Yang pasti melalui hubungan semacam ini dunia kesusastraan juga dapat diisi oleh mereka yang masih punya komitmen sosial untuk membela kaum tertindas terutama buruh, rakyat pekerja, dan kaum miskin. Di tahun 1990-an, seiring dengan gerakan demokrasi dan HAM, serta bangkitnya perlawanan buruh, memang melahirkan sastra buruh—baik yang ditulis oleh buruh sendiri maupun mereka yang ingin memperjuangkan nasib buruh. Sepuluh tahun yang lalu, Aris, Husnul, Jumari, dan Yudi adalah buruh pabrik, bahkan pabrik yang sama. Setelah di-PHK, Aris, misalnya, kini menjadi reporter media internal dan penerbitan buku—artinya terjun ke dunia literer. Tetapi komitmen perlawanan mereka telah terbentuk sejak mereka menjadi pihak yang ditindas oleh negara dan majikan. Jumari, misalnya, di tahun 2005 menuliskan puisi yang sangat estetis sekaligus menguak nasib buruh pabrik rokok. Ia menuliskan dalam puisinya yang berjudul “Tarian Keringat Perempuan Penggiling Rokok”—bait pertama berbunyi: //Sutri, di dalam lintingan rokok itu/kutemukan keringatmu bersembahyang/Dengan embun dan matahari/ Menetes-neteskan gairah/Membeningkan air mataku dalam bercermin/Melihat keikhlasan

Sebaiknya tetap kita pahami bahwa kemampuan mengekspresikan diri dalam sebuah karya sastra adalam kemajuan dalam sejarah diri manusia. Ia menjadi penyalurah positif dan kreatif, dari pada menenggelamkan diri dalam ketundukan dan kepasrahan nasib yang menguntungkan orang lain (para penindas) atau melampiaskannya dalam bentuk kekerasan atau kejahatan. Berkarya adalah bentuk kemandirian pada diri manusia; dan mencipta adalah hakekat sejatinya.

Semakin banyak para buruh—baik buruh pabrik maupun buruh rumah tangga yang kebanyakan (di negeri ini) adalah buruh migran—menyalurkan kreatifitasnya, kesadaran dan kemandiriannya juga akan tumbuh, pada akhirnya akan menjadi kekuatan demokrasi yang maju. Oleh karenanya, pendidikan buruh yang banyak dilakukan oleh paraa aktivis selayaknyalah juga harus memacu kemampuan literernya. Buruh menulis pengalaman mereka sendiri memang pernah didorong oleh organisasi buruh SOBSI dan Sarbupri pada zaman pemerintahan Soekarno, dan untuk kalangan tani di Jawa Tengah pernah dikembangkan oleh Lekra. Sayangnya usaha ini terpotong oleh meletusnya Tragedi Nasional September 1965.
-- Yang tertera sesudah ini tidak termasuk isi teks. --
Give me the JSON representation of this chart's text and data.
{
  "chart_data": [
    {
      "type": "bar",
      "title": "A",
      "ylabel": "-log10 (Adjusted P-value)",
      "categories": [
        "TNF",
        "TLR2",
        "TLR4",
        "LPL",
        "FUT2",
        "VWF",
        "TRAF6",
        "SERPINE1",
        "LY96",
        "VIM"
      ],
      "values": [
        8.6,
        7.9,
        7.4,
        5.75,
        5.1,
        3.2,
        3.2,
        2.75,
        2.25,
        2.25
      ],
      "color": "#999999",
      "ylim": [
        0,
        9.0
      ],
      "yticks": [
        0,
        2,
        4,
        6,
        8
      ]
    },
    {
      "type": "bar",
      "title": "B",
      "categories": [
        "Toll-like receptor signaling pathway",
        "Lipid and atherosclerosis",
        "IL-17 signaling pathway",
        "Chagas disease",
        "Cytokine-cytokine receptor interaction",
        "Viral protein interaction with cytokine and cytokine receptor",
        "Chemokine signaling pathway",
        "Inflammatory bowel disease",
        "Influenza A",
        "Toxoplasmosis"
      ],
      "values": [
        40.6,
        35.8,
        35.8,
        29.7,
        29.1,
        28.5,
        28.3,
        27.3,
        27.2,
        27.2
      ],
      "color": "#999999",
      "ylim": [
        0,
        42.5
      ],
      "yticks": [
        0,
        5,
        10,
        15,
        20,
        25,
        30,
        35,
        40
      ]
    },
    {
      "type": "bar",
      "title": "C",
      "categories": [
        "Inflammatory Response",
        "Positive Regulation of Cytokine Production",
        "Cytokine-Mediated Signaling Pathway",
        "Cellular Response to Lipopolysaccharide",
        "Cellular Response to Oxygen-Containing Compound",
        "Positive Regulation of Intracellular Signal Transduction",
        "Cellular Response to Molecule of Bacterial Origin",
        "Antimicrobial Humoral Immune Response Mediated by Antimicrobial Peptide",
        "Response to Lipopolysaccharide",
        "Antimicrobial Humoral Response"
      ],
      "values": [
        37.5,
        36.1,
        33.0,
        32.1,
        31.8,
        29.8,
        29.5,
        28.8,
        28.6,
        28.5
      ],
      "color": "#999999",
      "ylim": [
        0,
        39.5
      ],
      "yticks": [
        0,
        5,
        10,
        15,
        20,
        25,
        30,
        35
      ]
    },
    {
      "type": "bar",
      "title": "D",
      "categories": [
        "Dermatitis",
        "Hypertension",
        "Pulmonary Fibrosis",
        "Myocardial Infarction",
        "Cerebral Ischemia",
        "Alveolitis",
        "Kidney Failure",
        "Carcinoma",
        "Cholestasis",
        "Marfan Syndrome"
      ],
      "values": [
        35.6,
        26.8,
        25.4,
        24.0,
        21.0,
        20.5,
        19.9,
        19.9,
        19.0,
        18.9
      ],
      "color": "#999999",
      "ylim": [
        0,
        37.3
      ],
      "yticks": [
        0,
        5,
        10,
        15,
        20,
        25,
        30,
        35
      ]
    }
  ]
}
Fortunately, sastra buruh migran nampaknya lebih maju dibanding buruh non-migran atau buruh manufaktur. Melalui wadah-wadah dan organisasi kemampuan berseni-sastra diasah baik dari aspek literernya maupun aspek filsafat kemanusiaannya karena sastra bukan hanya masalah penggunaan tulisan, tetapi juga masalah apa yang ingin disampaikan pada masyarakat—sastra adalah tulisan dan muatan kemanusiaan.

Bagi buruh migran, pertumbuhan dunia sastra di kalangan BMI itu diikuti oleh munculnya komunitas-komunitas sastra yang mewadahi mereka. Di Hongkong, misalnya, saat ini sedikitnya ada tiga komunitas BMI yang aktif di bidang penulisan. Yakni Forum Lingkar Pena (FLP), Kopernus (Komunitas Perantau Nusantara), dan Café de Kosta yang dikomandani Ida Permatasari. Mereka telah membuktikan diri dengan bersaing secara bebas dengan penulis-penulis lain dari berbagai kalangan. Dan dunia sastra Indonesia memang harus menyambutnya.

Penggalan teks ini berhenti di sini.